Melgar - 27-3-2017 at 00:56

Quote: Originally posted by clearly_not_atara  
You can make sodium hydroxide from Na2CO3 and lime (CaO*nH2O). A bit of a silly reaction if you can buy NaOH, but lime is somewhat more common than NaOH, since it is used to raise soil pH among other things. Lime is also subject to fewer regulations and cheaper in bulk.

[Edited on 27-3-2017 by clearly_not_atara]

Typically "lime" refers to CaCO3, "hydrated lime" refers to Ca(OH)2, and "quicklime" refers to "CaO". Calcium hydroxide isn't just a hydrate of CaO though, it's quite different chemically, and has to be heated to 500C+ to drive off the water, indicating that there's a chemical change taking place, not just a transition from a hydrated to anhydrous form. Of course we still have this language that implies otherwise, like when we refer to sugar and starch as "carbohydrates" implying they're hydrates of carbon. Because they were named back when all we knew about them was that heating them would result in water and carbon forming.

In this case, either quicklime or hydrated lime would work, I'm guessing, because it would be an aqueous solution, and CaO would turn into Ca(OH)2 as soon as it reacted with water.

[Edited on 3/27/17 by Melgar]

Herr Haber - 27-3-2017 at 03:29

Quote: Originally posted by Melgar  
Yep. 2 NaHCO3 + heat = 1 Na2CO3 + CO2 + H2O

The aqueous reaction starts at maybe 50C, since liquid-phase reactions have lower activation energy, and gets faster the higher you go above that. You can tell it's working though, because of the bubbles, because the solubility increases, and because the crystals look different when they fall out of solution after it cools down again.

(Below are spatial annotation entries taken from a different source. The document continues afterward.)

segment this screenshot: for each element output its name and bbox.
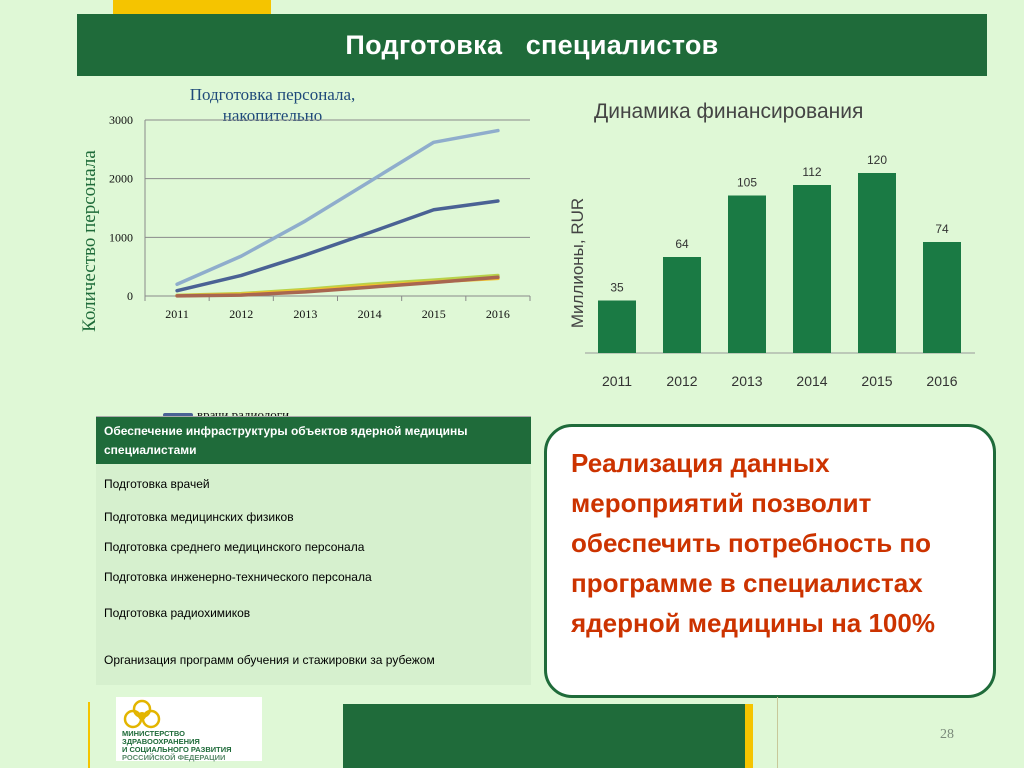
bar-chart-title: Динамика финансирования [594,100,864,123]
x-tick-label: 2016 [486,307,510,321]
ministry-name: МИНИСТЕРСТВО ЗДРАВООХРАНЕНИЯ И СОЦИАЛЬНО… [122,729,232,762]
table-row: Подготовка радиохимиков [104,606,251,620]
x-tick-label: 2013 [731,373,762,389]
x-tick-label: 2013 [293,307,317,321]
y-tick-label: 3000 [109,113,133,127]
bar [923,242,961,353]
callout-text: Реализация данных мероприятий позволит о… [571,448,935,638]
page-title: Подготовка специалистов [345,29,719,60]
bar-value-label: 35 [610,281,624,295]
series-line [175,199,500,293]
bar-value-label: 105 [737,176,757,190]
table-row: Организация программ обучения и стажиров… [104,653,435,667]
footer-divider-left [88,702,90,768]
line-chart: Подготовка персонала, накопительно Колич… [0,80,560,494]
footer-yellow-bar [745,704,753,768]
x-tick-label: 2014 [796,373,827,389]
x-tick-label: 2016 [926,373,957,389]
bar-value-label: 112 [802,165,821,179]
x-tick-label: 2012 [229,307,253,321]
series-line [175,275,500,298]
table-row: Подготовка среднего медицинского персона… [104,540,365,554]
page-number: 28 [940,727,954,742]
footer-divider-right [777,697,778,768]
table-row: Подготовка врачей [104,477,210,491]
footer-green-bar [343,704,745,768]
top-accent-bar [113,0,271,14]
x-tick-label: 2014 [358,307,382,321]
specialists-table: Обеспечение инфраструктуры объектов ядер… [96,416,531,685]
table-row: Подготовка инженерно-технического персон… [104,570,372,584]
line-chart-plot: 0 1000 2000 3000 2011 2012 2013 2014 2015 2016 [109,113,531,321]
bar [598,300,636,353]
ministry-emblem-icon [123,699,161,729]
bar [728,195,766,353]
bar [663,257,701,353]
title-bar: Подготовка специалистов [77,14,987,76]
series-line [175,128,500,287]
bar-value-label: 120 [867,153,887,167]
callout-box: Реализация данных мероприятий позволит о… [544,424,996,698]
bar [858,173,896,353]
x-tick-label: 2011 [165,307,189,321]
table-row: Подготовка медицинских физиков [104,510,294,524]
x-tick-label: 2012 [666,373,697,389]
y-tick-label: 0 [127,289,133,303]
ministry-logo: МИНИСТЕРСТВО ЗДРАВООХРАНЕНИЯ И СОЦИАЛЬНО… [116,697,262,762]
bar [793,185,831,353]
legend-swatch [163,413,193,417]
bar-value-label: 64 [675,237,689,251]
table-header: Обеспечение инфраструктуры объектов ядер… [96,417,531,464]
y-tick-label: 2000 [109,172,133,186]
x-tick-label: 2011 [602,373,632,389]
x-tick-label: 2015 [422,307,446,321]
bar-value-label: 74 [935,222,949,236]
y-tick-label: 1000 [109,230,133,244]
x-tick-label: 2015 [861,373,892,389]
bar-chart-plot: 35 2011 64 2012 105 2013 112 2014 120 2015 74 2016 [585,153,975,389]
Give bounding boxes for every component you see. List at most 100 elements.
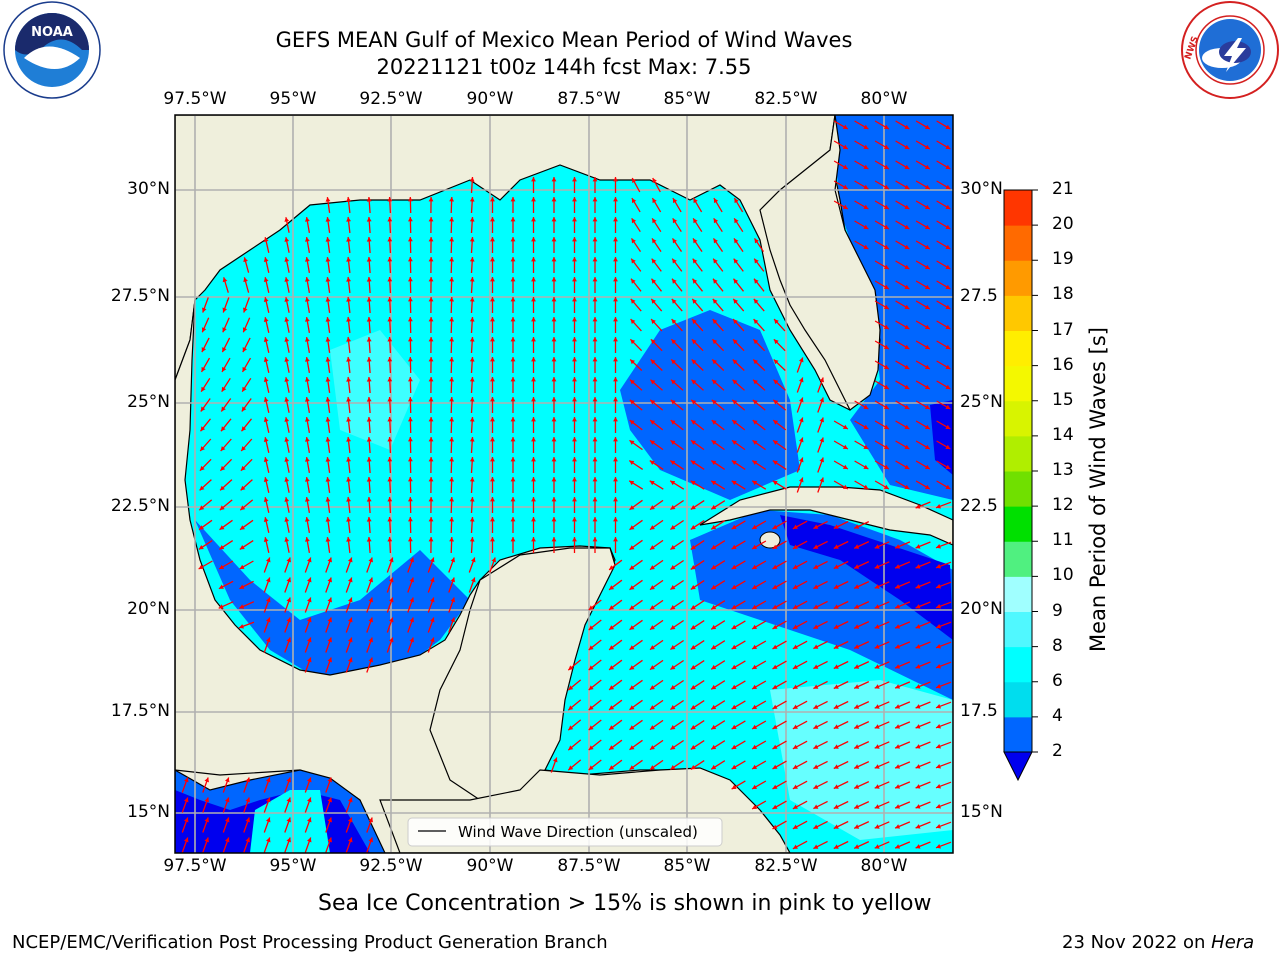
wind-wave-arrow-head: [225, 817, 230, 823]
wind-wave-arrow-head: [409, 577, 414, 583]
wind-wave-arrow-head: [915, 784, 921, 789]
wind-wave-arrow-head: [691, 399, 697, 405]
wind-wave-arrow-head: [572, 417, 577, 422]
wind-wave-arrow-head: [650, 685, 655, 690]
wind-wave-arrow-head: [732, 420, 738, 425]
wind-wave-arrow-head: [690, 665, 696, 670]
wind-wave-arrow-head: [813, 544, 819, 549]
wind-wave-arrow-head: [629, 625, 635, 630]
wind-wave-arrow-head: [592, 237, 598, 242]
wind-wave-arrow-head: [449, 317, 454, 322]
wind-wave-arrow-head: [284, 477, 290, 482]
lon-label-bottom: 90°W: [466, 856, 514, 876]
wind-wave-arrow-head: [202, 307, 207, 313]
wind-wave-arrow-head: [408, 417, 413, 422]
wind-wave-arrow-head: [572, 537, 577, 542]
wind-wave-arrow-head: [588, 745, 594, 750]
wind-wave-arrow-head: [904, 124, 910, 129]
wind-wave-arrow-head: [305, 497, 310, 502]
wind-wave-arrow-head: [874, 684, 880, 689]
wind-wave-arrow-head: [387, 217, 393, 222]
wind-wave-arrow-head: [572, 457, 577, 462]
wind-wave-arrow-head: [428, 277, 434, 282]
wind-wave-arrow-head: [712, 359, 717, 365]
wind-wave-arrow-head: [409, 597, 414, 603]
wind-wave-arrow-head: [792, 564, 798, 569]
wind-wave-arrow-head: [242, 327, 248, 333]
colorbar-segment: [1004, 611, 1032, 648]
wind-wave-arrow-head: [752, 564, 758, 569]
wind-wave-arrow-head: [904, 404, 910, 409]
wind-wave-arrow-head: [553, 757, 558, 763]
colorbar-tick-label: 19: [1052, 249, 1074, 270]
wind-wave-arrow-head: [469, 197, 475, 202]
wind-wave-arrow-head: [592, 357, 598, 362]
colorbar-segment: [1004, 541, 1032, 577]
wind-wave-arrow-head: [711, 604, 717, 610]
wind-wave-arrow-head: [883, 184, 889, 189]
wind-wave-arrow-head: [346, 537, 351, 542]
wind-wave-arrow-head: [833, 664, 839, 669]
wind-wave-arrow-head: [348, 817, 353, 823]
wind-wave-arrow-head: [690, 745, 696, 750]
wind-wave-arrow-head: [204, 777, 209, 783]
wind-wave-arrow-head: [945, 324, 951, 329]
wind-wave-arrow-head: [883, 144, 889, 149]
wind-wave-arrow-head: [651, 298, 656, 304]
wind-wave-arrow-head: [198, 545, 204, 550]
wind-wave-arrow-head: [915, 504, 921, 509]
map-title-line2: 20221121 t00z 144h fcst Max: 7.55: [376, 55, 752, 79]
wind-wave-arrow-head: [874, 824, 880, 829]
wind-wave-arrow-head: [711, 744, 717, 750]
wind-wave-arrow-head: [408, 197, 413, 202]
wind-wave-arrow-head: [469, 357, 475, 362]
lat-label-right: 27.5: [960, 286, 998, 306]
wind-wave-arrow-head: [693, 218, 698, 224]
sea-ice-note: Sea Ice Concentration > 15% is shown in …: [318, 891, 932, 916]
wind-wave-arrow-head: [241, 446, 246, 451]
wind-wave-arrow-head: [945, 424, 951, 429]
colorbar-segment: [1004, 435, 1032, 472]
wind-wave-arrow-head: [613, 257, 618, 262]
wind-wave-arrow-head: [531, 337, 536, 342]
wind-wave-arrow-head: [490, 497, 495, 502]
wind-wave-arrow-head: [833, 784, 839, 789]
colorbar-segment: [1004, 225, 1032, 261]
wind-wave-arrow-head: [327, 837, 332, 843]
wind-wave-arrow-head: [588, 725, 594, 730]
wind-wave-arrow-head: [531, 457, 536, 462]
wind-wave-arrow-head: [629, 745, 635, 750]
wind-wave-arrow-head: [752, 804, 758, 809]
wind-wave-arrow-head: [924, 124, 930, 129]
wind-wave-arrow-head: [883, 304, 889, 309]
wind-wave-arrow-head: [572, 257, 577, 262]
wind-wave-arrow-head: [650, 745, 655, 750]
wind-wave-arrow-head: [670, 725, 676, 730]
wind-wave-arrow-head: [368, 837, 373, 843]
wind-wave-arrow-head: [430, 617, 435, 623]
wind-wave-arrow-head: [551, 257, 557, 262]
wind-wave-arrow-head: [936, 604, 941, 609]
wind-wave-arrow-head: [242, 386, 247, 392]
wind-wave-arrow-head: [711, 440, 717, 445]
wind-wave-arrow-head: [895, 704, 901, 709]
land-cuba: [699, 486, 953, 546]
wind-wave-arrow-head: [368, 657, 373, 663]
wind-wave-arrow-head: [629, 460, 635, 465]
wind-wave-arrow-head: [863, 184, 869, 189]
wind-wave-arrow-head: [184, 797, 189, 803]
wind-wave-arrow-head: [915, 644, 921, 649]
wind-wave-arrow-head: [366, 337, 372, 342]
wind-wave-arrow-head: [883, 264, 889, 269]
wind-wave-arrow-head: [854, 644, 860, 649]
wind-wave-arrow-head: [732, 359, 738, 365]
wind-wave-arrow-head: [266, 557, 271, 563]
wind-wave-arrow-head: [711, 504, 717, 510]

On a side note, it makes a nice experiment if you want to show chemistry to kids.
"You see that boiling water ? Well, it's not boiling"

Melgar - 27-3-2017 at 04:38

Quote: Originally posted by Herr Haber  

On a side note, it makes a nice experiment if you want to show chemistry to kids.
"You see that boiling water ? Well, it's not boiling"

The trouble is that it looks more like seltzer water or soda when that's happening, and what kid hasn't seen that?

If I want to impress kids, I get out the old spray bottle with a methanolic solution of boric acid. That and a lighter. Cologne/perfume bottles make a nice little green fireball that can hold their attention for about a minute. Ones that have a handle pump spray usually make too big of a green fireball, and their parents don't trust me. The ones from old whiteboard cleaning spray bottles, where you push the top down to spray, are a good compromise.

Crap, this thread has come back around to boric acid again.

zed - 27-3-2017 at 18:29

Ummm. Some older books, recommend Na2CO3 paste, as a paint remover. The CO2 out-gasses over time, and the NaOH...softens the paint.